The difference of risk management and revenue assurance could be summed up in one sentence by defining RA as an actual risk mitigating activity and NOT a risk managing function. Revenue assurance activities or controls are implemented exactly to reduce the risk of revenue leakage within a system that is both dependent on human interactions/communication and a complicated technical system that has to be properly configured to record and pass on information until it is billed. It is NOT managing risk, it is an ACTUAL implementation of the solution for a specific risk.

Therefore, my understanding of what Eric is saying, but also my personal belief, is that RA is one of many ways of dealing with one of many risks within a specific business (telecoms). It is indeed true that risks vary and can be dealt with in many ways – from taking out burglary insurance to enhancing your product portfolio. These are definitely not part of RA, although there is a wealth of information available within RA to aid the decision making (i.e. for products – usage, trends, credit controls etc). The point that is made is that RA has the quantification and the analysis of this can offer a lot of information to the business. Behind the numbers might be a problematic system, lack of resources or a cry for a process improvement. This is for management to see and decide upon.

Obviously a breakthrough in the industry can make most of RA controls completely irrelevant. This is why a good analyst is not the one who can fool around with an expensive toy but one that can take the information, dig in and analyse it. Analyse the issue and propose a solution. If not even this is available to RA then it is limited to donkey work. After the data and analysis is presented it is again clearly management’s call to decide where to allocate resources.

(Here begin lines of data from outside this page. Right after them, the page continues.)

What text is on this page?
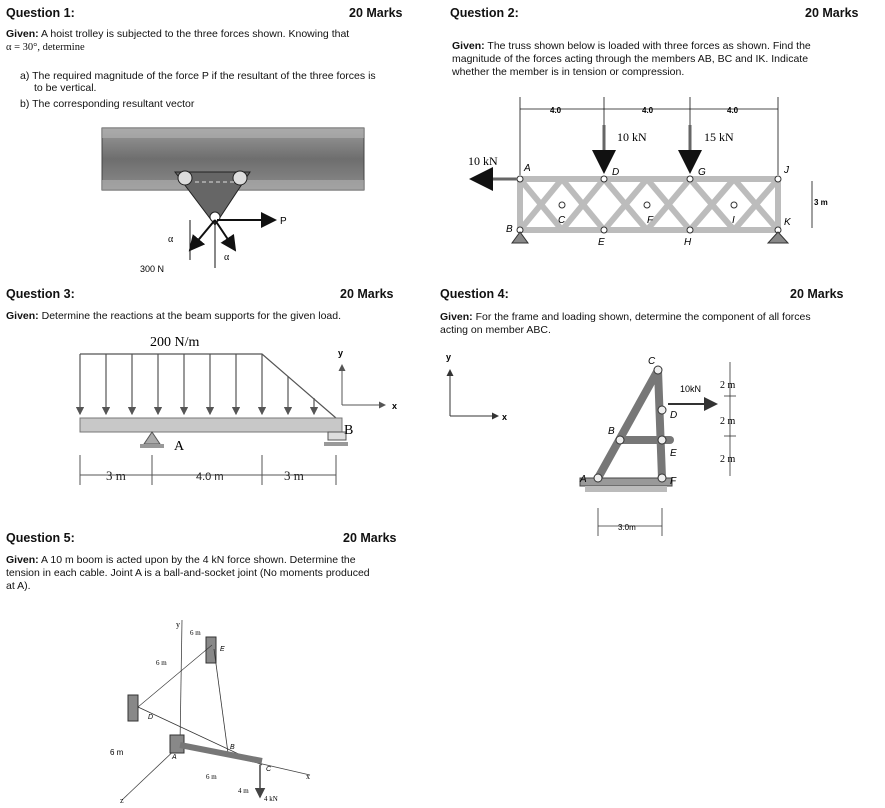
Question 1:	20 Marks
Given: A hoist trolley is subjected to the three forces shown. Knowing that
α = 30°, determine
a) The required magnitude of the force P if the resultant of the three forces is
to be vertical.
b) The corresponding resultant vector
P
α
α
300 N
Question 2:	20 Marks
Given: The truss shown below is loaded with three forces as shown. Find the
magnitude of the forces acting through the members AB, BC and IK. Indicate
whether the member is in tension or compression.
4.0	4.0	4.0
10 kN	15 kN
10 kN
3 m
A
B
C
D
E
F
G
H
I
J
K
Question 3:	20 Marks
Given: Determine the reactions at the beam supports for the given load.
200 N/m
A
B
3 m	4.0 m	3 m
y
x
Question 4:	20 Marks
Given: For the frame and loading shown, determine the component of all forces
acting on member ABC.
y
x
10kN
A
B
C
D
E
F
2 m
2 m
2 m
3.0m
Question 5:	20 Marks
Given: A 10 m boom is acted upon by the 4 kN force shown. Determine the
tension in each cable. Joint A is a ball-and-socket joint (No moments produced
at A).
y
z
x
A
B
C
D
E
6 m
6 m
6 m
6 m
4 m
4 kN
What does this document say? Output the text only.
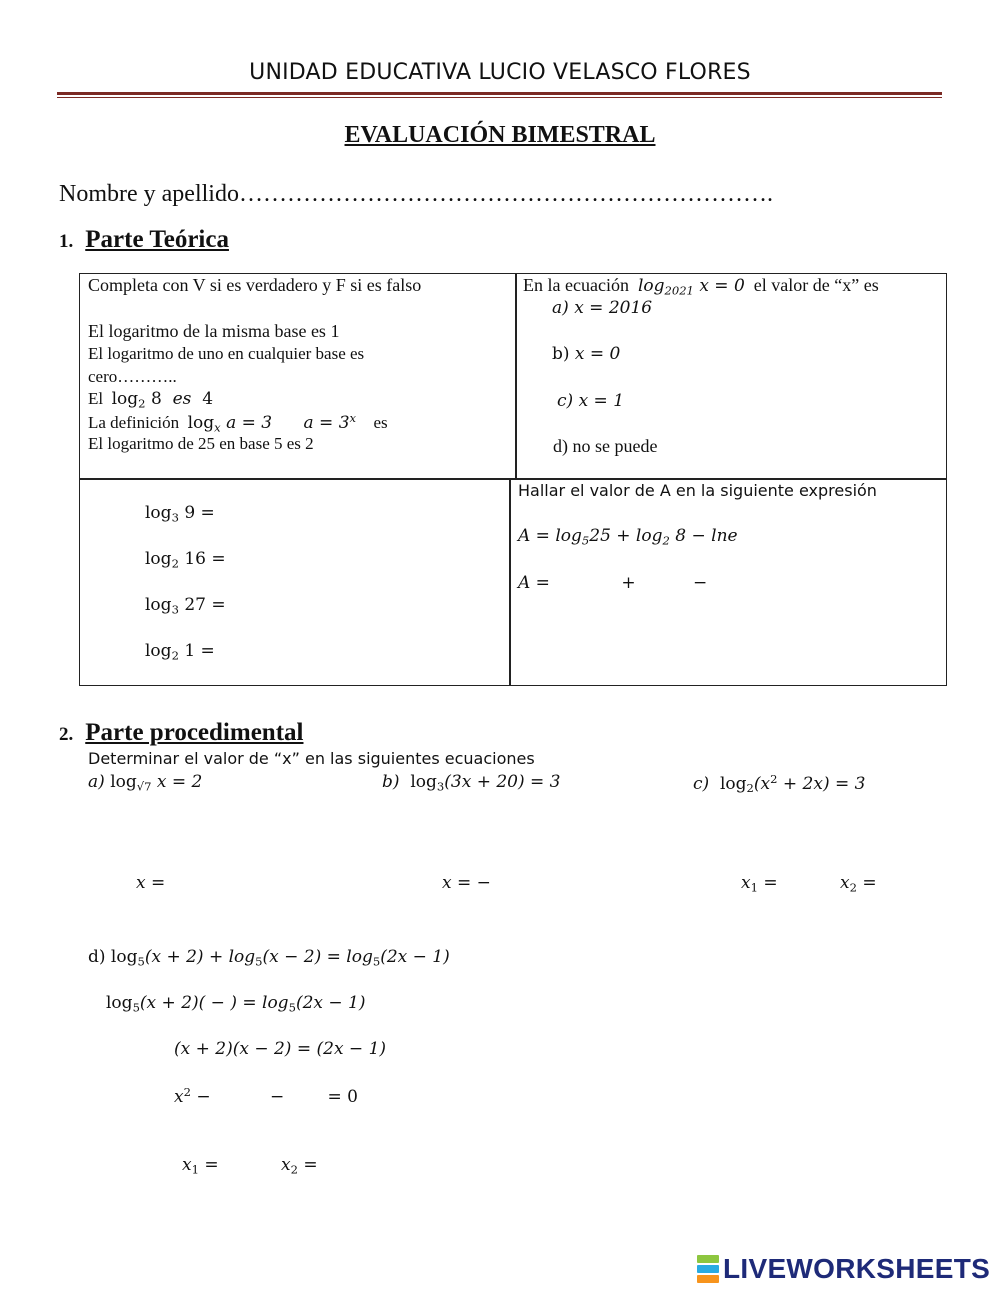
UNIDAD EDUCATIVA LUCIO VELASCO FLORES
EVALUACIÓN BIMESTRAL
Nombre y apellido………………………………………………………….
1. Parte Teórica
Completa con V si es verdadero y F si es falso
El logaritmo de la misma base es 1
El logaritmo de uno en cualquier base es
cero………..
El $\log_2 8$ es 4
La definición $\log_x a = 3$ $a = 3^x$ es
El logaritmo de 25 en base 5 es 2
En la ecuación $\log_{2021} x = 0$ el valor de “x” es
a) x = 2016
b) x = 0
c) x = 1
d) no se puede
$\log_3 9$ =
$\log_2 16$ =
$\log_3 27$ =
$\log_2 1$ =
Hallar el valor de A en la siguiente expresión
$A = \log_525 + \log_2 8 - \ln e$
A =	+	−
2. Parte procedimental
Determinar el valor de “x” en las siguientes ecuaciones
a) $\log_{√7} x = 2$	b) $\log_3(3x + 20) = 3$	c) $\log_2(x^2 + 2x) = 3$
x =	x = −	$x_1$ =	$x_2$ =
d) $\log_5(x + 2) + \log_5(x - 2) = \log_5(2x - 1)$
$\log_5(x + 2)$( − ) = $\log_5(2x - 1)$
(x + 2)(x − 2) = (2x − 1)
$x^2$ −           −        = 0
$x_1$ =	$x_2$ =
LIVEWORKSHEETS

Being a hybrid function, with a demanding skill set required to do well (and in addition a high level of telecoms required) RA does seems to be very limited in both the type of work and its impact within the organization. As Eric alluded to, sometimes RA personnel might feel that it is a natural progression to general risk management – when, in fact, the relationship is not so strong. It is in the interest of RA to avoid this misinterpretation and to focus on delivering the best checks that it can. However, something has to give; RA should be involved in the product development, sign off product notes before they launch, it has to have a simple BI tool to present some information more effectively, it should be guaranteed reliable and complete data and allowed to make suggestions for process improvements. RA does not want any part in risk management, but it should be more than running a script and escalating exceptions. The infant grows into an adult whether the parent likes it or not – each stage has its benefits and drawbacks – but the parent needs to be involved and understand his/her child in order to help it along and allow it to express its full potential.